Georg Hoffmann-Ostenhof Farbenlehre
Die Nationalgarde rückt vor. Eine Front von Soldaten mit Plastikhelmen und Schildern formiert sich gegen die Demonstranten. Steine fliegen. Mit dem scharfen Strahl von Wasserwerfern versucht die Exekutive, die zornigen Schwarzen auseinanderzutreiben. Geschäfte sind verwüstet, stehen in Flammen. Es fallen Schüsse. Es herrscht Krieg.
Ferguson, Missouri, im Sommer 2014? Nein. Das sind Szenen, die sich 1967 in der Autostadt Detroit abspielten. Ich war damals vor Ort. Als 21-jähriger Student, der ein Sommersemester lang Politologie-Vorlesungen an der Universität Ann Arbor Michigan hörte, erlebte ich das, was in Wikipedia als Detroit Riots firmiert.
Als ich damals im Radio von den Krawallen gehört hatte, die durch eine brutale nächtliche Polizeirazzia in einer Bar ausgelöst worden waren, nahm ich den Bus nach Detroit und machte mich zu Fuß auf den Weg in die 12th Street, dem Zentrum der Ereignisse. So wurde ich Augenzeuge einer der größten Rassenunruhen der jüngeren amerikanischen Geschichte. Ferguson dieser Tage, Detroit 1967: Frappant, wie sich die Bilder gleichen.

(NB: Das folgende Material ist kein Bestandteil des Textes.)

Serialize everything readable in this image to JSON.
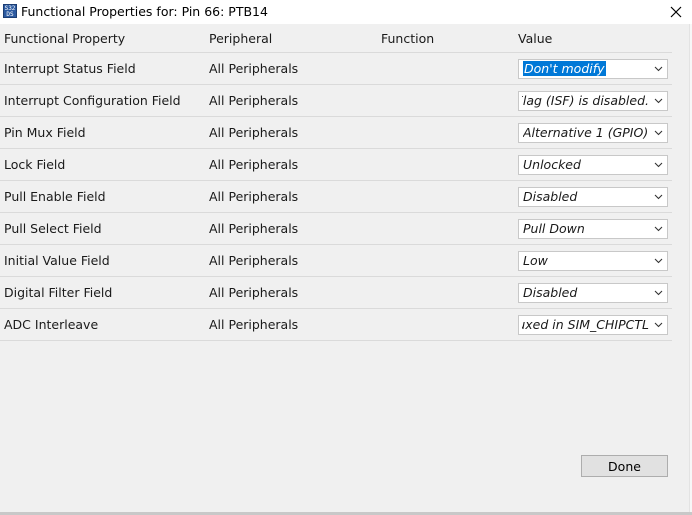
{
  "window": {
    "title": "Functional Properties for: Pin 66: PTB14",
    "app_icon_text": "S32 DS"
  },
  "table": {
    "headers": {
      "property": "Functional Property",
      "peripheral": "Peripheral",
      "function": "Function",
      "value": "Value"
    },
    "rows": [
      {
        "property": "Interrupt Status Field",
        "peripheral": "All Peripherals",
        "function": "",
        "value": "Don't modify",
        "selected": true
      },
      {
        "property": "Interrupt Configuration Field",
        "peripheral": "All Peripherals",
        "function": "",
        "value": "s Flag (ISF) is disabled.",
        "clipped_left": true
      },
      {
        "property": "Pin Mux Field",
        "peripheral": "All Peripherals",
        "function": "",
        "value": "Alternative 1 (GPIO)."
      },
      {
        "property": "Lock Field",
        "peripheral": "All Peripherals",
        "function": "",
        "value": "Unlocked"
      },
      {
        "property": "Pull Enable Field",
        "peripheral": "All Peripherals",
        "function": "",
        "value": "Disabled"
      },
      {
        "property": "Pull Select Field",
        "peripheral": "All Peripherals",
        "function": "",
        "value": "Pull Down"
      },
      {
        "property": "Initial Value Field",
        "peripheral": "All Peripherals",
        "function": "",
        "value": "Low"
      },
      {
        "property": "Digital Filter Field",
        "peripheral": "All Peripherals",
        "function": "",
        "value": "Disabled"
      },
      {
        "property": "ADC Interleave",
        "peripheral": "All Peripherals",
        "function": "",
        "value": "ıuxed in SIM_CHIPCTL",
        "clipped_left": true
      }
    ]
  },
  "buttons": {
    "done": "Done"
  },
  "colors": {
    "selection": "#0078d7",
    "window_bg": "#f0f0f0",
    "grid_line": "#dadada"
  }
}
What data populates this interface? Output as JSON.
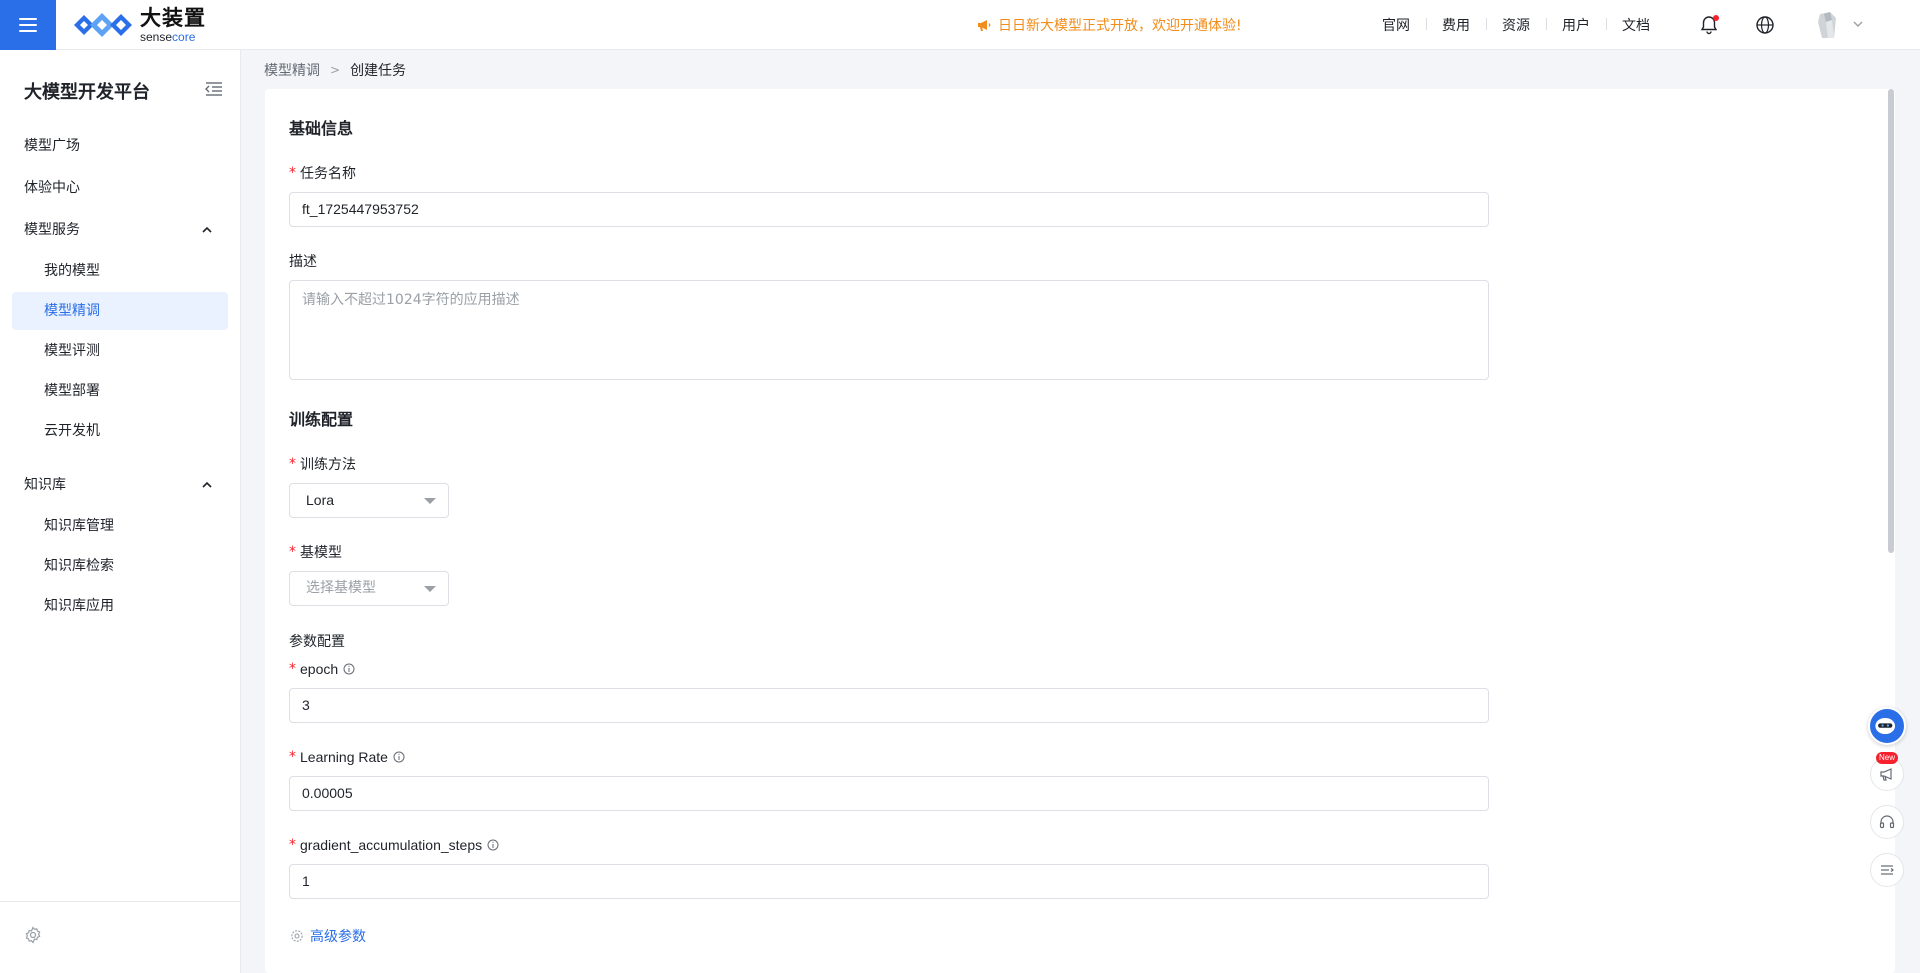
{
  "header": {
    "logo_cn": "大装置",
    "logo_en_a": "sense",
    "logo_en_b": "core",
    "notice": "日日新大模型正式开放，欢迎开通体验!",
    "nav": [
      "官网",
      "费用",
      "资源",
      "用户",
      "文档"
    ]
  },
  "sidebar": {
    "title": "大模型开发平台",
    "items": [
      {
        "label": "模型广场"
      },
      {
        "label": "体验中心"
      },
      {
        "label": "模型服务"
      },
      {
        "label": "我的模型"
      },
      {
        "label": "模型精调"
      },
      {
        "label": "模型评测"
      },
      {
        "label": "模型部署"
      },
      {
        "label": "云开发机"
      },
      {
        "label": "知识库"
      },
      {
        "label": "知识库管理"
      },
      {
        "label": "知识库检索"
      },
      {
        "label": "知识库应用"
      }
    ],
    "active_item": "模型精调"
  },
  "breadcrumb": {
    "parent": "模型精调",
    "separator": ">",
    "current": "创建任务"
  },
  "form": {
    "basic_title": "基础信息",
    "task_name_label": "任务名称",
    "task_name_value": "ft_1725447953752",
    "desc_label": "描述",
    "desc_placeholder": "请输入不超过1024字符的应用描述",
    "train_title": "训练配置",
    "method_label": "训练方法",
    "method_value": "Lora",
    "base_model_label": "基模型",
    "base_model_placeholder": "选择基模型",
    "params_title": "参数配置",
    "epoch_label": "epoch",
    "epoch_value": "3",
    "lr_label": "Learning Rate",
    "lr_value": "0.00005",
    "gas_label": "gradient_accumulation_steps",
    "gas_value": "1",
    "required_mark": "*",
    "advanced_link": "高级参数"
  },
  "float_tools": {
    "new_badge": "New"
  },
  "colors": {
    "accent": "#2a6ee8",
    "notice": "#f28c1a",
    "required": "#f5222d",
    "active_bg": "#e9f2fe"
  }
}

Als ob die Zeit stillgestanden wäre. Aber hat sich da wirklich nichts verändert? Ist die Rassenfrage heute, da ein Schwarzer im Weißen Haus residiert und auch der Justizminister eine dunkle Hautfarbe hat, die gleiche geblieben wie damals, als die Afroamerikaner gerade die Civil Rights errungen hatten und die Rassentrennung erst kurz zuvor aufgehoben worden war? Auf den ersten Blick könnte man tatsächlich diesen deprimierenden Eindruck gewinnen. Aber der täuscht.

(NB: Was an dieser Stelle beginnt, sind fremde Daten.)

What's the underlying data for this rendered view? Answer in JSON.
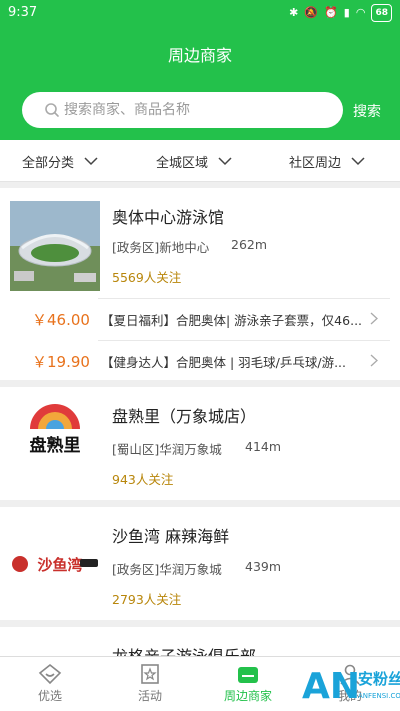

Es hat sich Gewaltiges verändert. Zwar sind die US-Schwarzen in den meisten gesellschaftlichen und ökonomischen Bereichen nach wie vor benachteiligt die Wirkung von Jahrhunderten der Sklaverei und Separation verschwindet nicht so schnell. Aber immerhin: Inzwischen ist ein gar nicht so kleiner wohlhabender schwarzer Mittelstand entstanden. Auch ist der Rassismus der Weißen seit den 1960er-Jahren drastisch zurückgegangen. Das zeigen alle Umfragen. Die Wahl Barack Obamas ist kein Ausrutscher, sondern Ausdruck eines tiefgehenden Wandels in den Einstellungen der weißen Bevölkerung. Vor allem die Jungen unter 30, die sogenannten Millennials, können gar nicht mehr verstehen, warum ihre Eltern und Großeltern etwas gegen schwarz-weiße Mischehen hatten oder partout keine afroamerikanischen Nachbarn ertrugen.

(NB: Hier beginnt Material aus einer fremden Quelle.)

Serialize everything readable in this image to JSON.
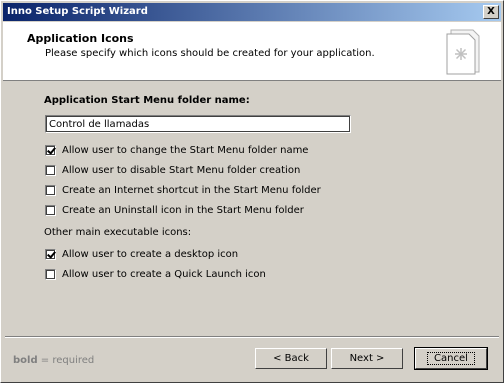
{
  "window": {
    "title": "Inno Setup Script Wizard",
    "close_glyph": "X"
  },
  "header": {
    "title": "Application Icons",
    "subtitle": "Please specify which icons should be created for your application.",
    "icon": "wizard-document-icon"
  },
  "form": {
    "folder_label": "Application Start Menu folder name:",
    "folder_value": "Control de llamadas",
    "checkboxes": [
      {
        "label": "Allow user to change the Start Menu folder name",
        "checked": true
      },
      {
        "label": "Allow user to disable Start Menu folder creation",
        "checked": false
      },
      {
        "label": "Create an Internet shortcut in the Start Menu folder",
        "checked": false
      },
      {
        "label": "Create an Uninstall icon in the Start Menu folder",
        "checked": false
      }
    ],
    "other_label": "Other main executable icons:",
    "other_checkboxes": [
      {
        "label": "Allow user to create a desktop icon",
        "checked": true
      },
      {
        "label": "Allow user to create a Quick Launch icon",
        "checked": false
      }
    ]
  },
  "footer": {
    "note_bold": "bold",
    "note_rest": " = required",
    "back_label": "< Back",
    "next_label": "Next >",
    "cancel_label": "Cancel"
  }
}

Bezeichnend auch die Reaktion der US-Konservativen auf die Ereignisse in Missouri. Jahrzehntelang antworteten sie immer gleich auf Konflikte à la Ferguson: Man unterstützte die Cops, verteufelte die Liberalen als zu weich gegenüber der Schwarzen-Kriminalität und hoffte zu Recht darauf, damit weiße Unterschichtstimmen zu gewinnen. Es wäre unvorstellbar gewesen, dass ein Konservativer in der Vergangenheit etwas Ähnliches gesagt hätte wie Randal Paul, ein führender Republikaner und möglicher Präsidentschaftskandidat: Er forderte die Demilitarisierung der Polizei und beklagte, dass unsere Gefängnisse angefüllt mit schwarzen und braunen Männern und Frauen seien, die unverhältnismäßig hohe und lange Freiheitsstrafen bekommen haben. Damit müsse Schluss sein.
Offenbar sind mit Anti-Schwarzen-Ressentiments kaum mehr Wähler anzulocken. Und das liegt nicht zuletzt daran, dass die Kriminalitätsrate in den vergangenen zwei Jahrzehnten drastisch gesunken ist. Heute kann man etwa, was noch in den frühen 1990er-Jahren undenkbar schien, in amerikanischen Großstädten auch nächtens und in Schwarzen-Vierteln spazieren gehen, ohne groß zu riskieren, überfallen und ausgeraubt zu werden.
Die Institutionen aber, allen voran die Justiz und die Polizei, haben mit all diesen zivilisatorischen Fortschritten der US-Gesellschaft nicht Schritt gehalten. Noch immer sitzen da mehr Menschen in Haft als in fast allen anderen Ländern der Welt. Und es sind in der Mehrzahl junge schwarze Männer, die oft wegen Bagatelldelikten wie Marihuana-Besitz verurteilt wurden. Die Polizei wiederum hat im Rahmen des Anti-Terror-Kampfes nach dem 11. September 2001 Kompetenzen und Ausrüstung erhalten, die bis dahin nur dem Militär zustanden.
Die staatlichen Strukturen sind heute rassistischer als die Gesellschaft. Die Polizei in Ferguson, dieser mehrheitlich schwarzen Kleinstadt, ist fast ausschließlich weiß. So auch jener Beamte, der die Todesschüsse auf den unbewaffneten afroamerikanischen Teenager Michael Brown abgegeben hat. Und der Einsatz der Nationalgarde gegen die aufgebrachten Menschen war massiv und brutal: Da fühlt man sich ja fast wie in Kandahar, bemerkte einer der Demonstranten.
Dass die Empörung der Schwarzen in Ferguson so
vehement war und die Unruhen dort eine solche Resonanz in der übrigen afroamerikanischen Community fanden, hängt aber auch damit zusammen, dass sich die aufgestaute Wut über Armut, Ungleichheit und Diskriminierung Luft machte: Die US-Schwarzen sind jene Gruppe, die durch die Wirtschaftskrise am stärksten getroffen wurde.
Diese Gemengelage hat die Ereignisse von Ferguson so brisant gemacht und den Anschein erweckt, als ob die Unterdrückung der Schwarzen und der weiße Rassismus quasi in den amerikanischen Genen lägen. Dass dem nicht so ist, zeigt nicht zuletzt der Republikaner Randal Paul. Seine oben zitierten Forderungen zu erfüllen, müsste auf der Agenda der amerikanischen Innenpolitik ganz oben stehen.